Monday, November 30, 2009

Market Hall deux

Here's a picture, in two versions, that John A took. The street below I've walked many times (my chiro is in the brown building in the middle). There's just something about the picture I really like, and I told him so when he was here today. I'm not sure what it is.
And below those, a picture I took myself from the same rooftop, a few years ago.

My own:

By the way, tip about photoshop: under Image/Adjustments/, it has a "black and white" option, which lets you adjust how light or dark each color should be when converted. Sort of like putting a color filter on your lens when shooting in BW, only more flexible. You can make a blue sky very dark, or make greenery much lighter, and such things. In the picture above, I lightened Red, which made red bricks less heavy, and lightened up the red car.


Chris S. said...

If you google around for tutorials you'll find there are many sophisticated ways to convert colour -> BW. Some of them offer far better conversions that simple default BW conversion, or even than manual colour channel belnds. I think there used to be a good tutorial on LuminousLandscape if I recall. I've also played with adding film grain to BW conversions as this can introduce a feeling of old film BW shots. There are some PS filters that combine conversion and film effects. I tried one really good one once but unfortunately I could tell you offhand which one it was now. You would probably be best off experimenting and exploring various methods before plunking down hundreds of dollars for one. These automated filters have a tendency to look good at first and quickly become disused after your tastes change. Having been through that cycle a couple times I'm really loath to blow cash on such temporary satisfactions now.

Chris S. said...

Please excuse my typos. I really wish there was an edit button here.

Chris S. said...

Regarding your recent post about digital B+W. I think that you can get excellent B+W from digital and mostly it is dependent on this conversion process and the eye deciding that conversion.

Anna said...

Thanks for the tips, Eolake and Chris !

Anonymous said...

You seem to leaning toward exploring digital B&W which I have found can be fun and aggravating at the same time. I prefer to do my conversions in ACR or Lightroom 2. Much more room to maneuver when using a 16 bit file. The Luminosity and Contrast sliders are large step in the right direction. If you are not using CS4 with the latest version of ACR I would suggest investing it Lightroom. The workflow is smooth and it seems to treat the files a bit better.
One book I would suggest reading is B&W Printing by George DeWolfe, although I do not know if it economically available in the UK. A clean and to the point tutorial that covers most of the topics. My best.

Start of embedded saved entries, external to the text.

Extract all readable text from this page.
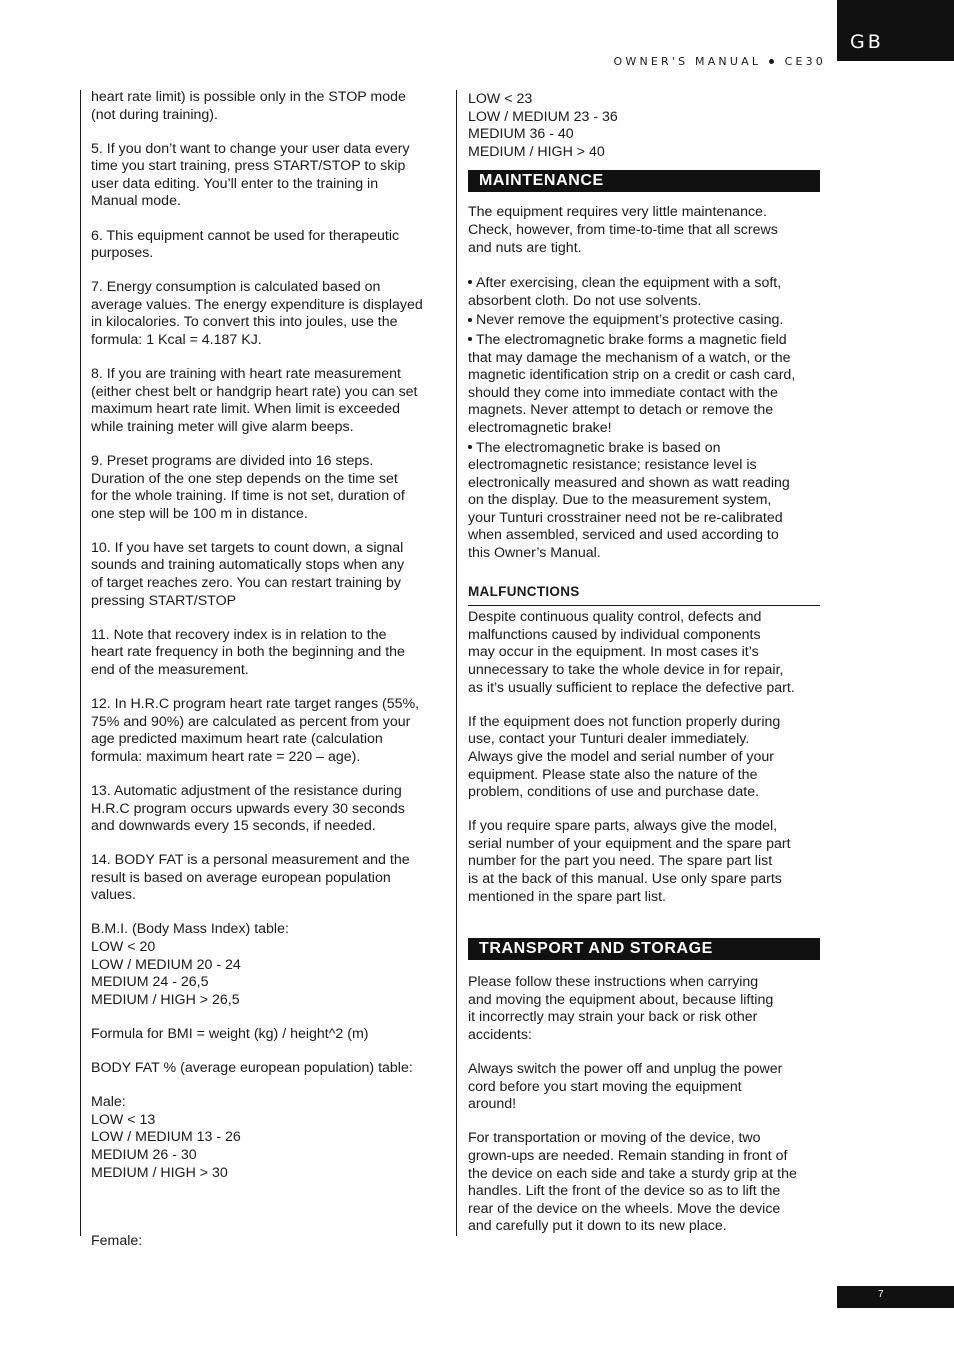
GB
OWNER'S MANUAL CE30

heart rate limit) is possible only in the STOP mode
(not during training).

5. If you don’t want to change your user data every
time you start training, press START/STOP to skip
user data editing. You’ll enter to the training in
Manual mode.

6. This equipment cannot be used for therapeutic
purposes.

7. Energy consumption is calculated based on
average values. The energy expenditure is displayed
in kilocalories. To convert this into joules, use the
formula: 1 Kcal = 4.187 KJ.

8. If you are training with heart rate measurement
(either chest belt or handgrip heart rate) you can set
maximum heart rate limit. When limit is exceeded
while training meter will give alarm beeps.

9. Preset programs are divided into 16 steps.
Duration of the one step depends on the time set
for the whole training. If time is not set, duration of
one step will be 100 m in distance.

10. If you have set targets to count down, a signal
sounds and training automatically stops when any
of target reaches zero. You can restart training by
pressing START/STOP

11. Note that recovery index is in relation to the
heart rate frequency in both the beginning and the
end of the measurement.

12. In H.R.C program heart rate target ranges (55%,
75% and 90%) are calculated as percent from your
age predicted maximum heart rate (calculation
formula: maximum heart rate = 220 – age).

13. Automatic adjustment of the resistance during
H.R.C program occurs upwards every 30 seconds
and downwards every 15 seconds, if needed.

14. BODY FAT is a personal measurement and the
result is based on average european population
values.

B.M.I. (Body Mass Index) table:
LOW < 20
LOW / MEDIUM 20 - 24
MEDIUM 24 - 26,5
MEDIUM / HIGH > 26,5

Formula for BMI = weight (kg) / height^2 (m)

BODY FAT % (average european population) table:

Male:
LOW < 13
LOW / MEDIUM 13 - 26
MEDIUM 26 - 30
MEDIUM / HIGH > 30

Female:

LOW < 23
LOW / MEDIUM 23 - 36
MEDIUM 36 - 40
MEDIUM / HIGH > 40

MAINTENANCE

The equipment requires very little maintenance.
Check, however, from time-to-time that all screws
and nuts are tight.

After exercising, clean the equipment with a soft,
absorbent cloth. Do not use solvents.

Never remove the equipment’s protective casing.

The electromagnetic brake forms a magnetic field
that may damage the mechanism of a watch, or the
magnetic identification strip on a credit or cash card,
should they come into immediate contact with the
magnets. Never attempt to detach or remove the
electromagnetic brake!

The electromagnetic brake is based on
electromagnetic resistance; resistance level is
electronically measured and shown as watt reading
on the display. Due to the measurement system,
your Tunturi crosstrainer need not be re-calibrated
when assembled, serviced and used according to
this Owner’s Manual.

MALFUNCTIONS

Despite continuous quality control, defects and
malfunctions caused by individual components
may occur in the equipment. In most cases it’s
unnecessary to take the whole device in for repair,
as it’s usually sufficient to replace the defective part.

If the equipment does not function properly during
use, contact your Tunturi dealer immediately.
Always give the model and serial number of your
equipment. Please state also the nature of the
problem, conditions of use and purchase date.

If you require spare parts, always give the model,
serial number of your equipment and the spare part
number for the part you need. The spare part list
is at the back of this manual. Use only spare parts
mentioned in the spare part list.

TRANSPORT AND STORAGE

Please follow these instructions when carrying
and moving the equipment about, because lifting
it incorrectly may strain your back or risk other
accidents:

Always switch the power off and unplug the power
cord before you start moving the equipment
around!

For transportation or moving of the device, two
grown-ups are needed. Remain standing in front of
the device on each side and take a sturdy grip at the
handles. Lift the front of the device so as to lift the
rear of the device on the wheels. Move the device
and carefully put it down to its new place.

7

Eolake Stobblehouse said...

Thanks, I'll look at the book.

I dunno, I'm rather schizophrenic about color and BW, I tend to go back and forth.

I think I could have fun with a BW digital camera, one without the Bayer color filter on the sensor. Not only should the sensor's sensitivity improve, but it would also be a different experience to think in BW from start to end.

Anonymous said...

I tend to go back and forth with B&W myself. Some pictures are just better in B&W, others in color.

As a starting to having a monochrome camera try setting one of your DSLRs to shot raw and ljpg. Set the camera to B&W and maybe a red filter. When you look at the LCD for post exposure review the image will be B&W. You can see how it looks in B&W and if worthy of conversion of the raw file. It will help you to start seeing in B&W.
I set my G9 this way and when using ISO 400 it has almost a film like grain.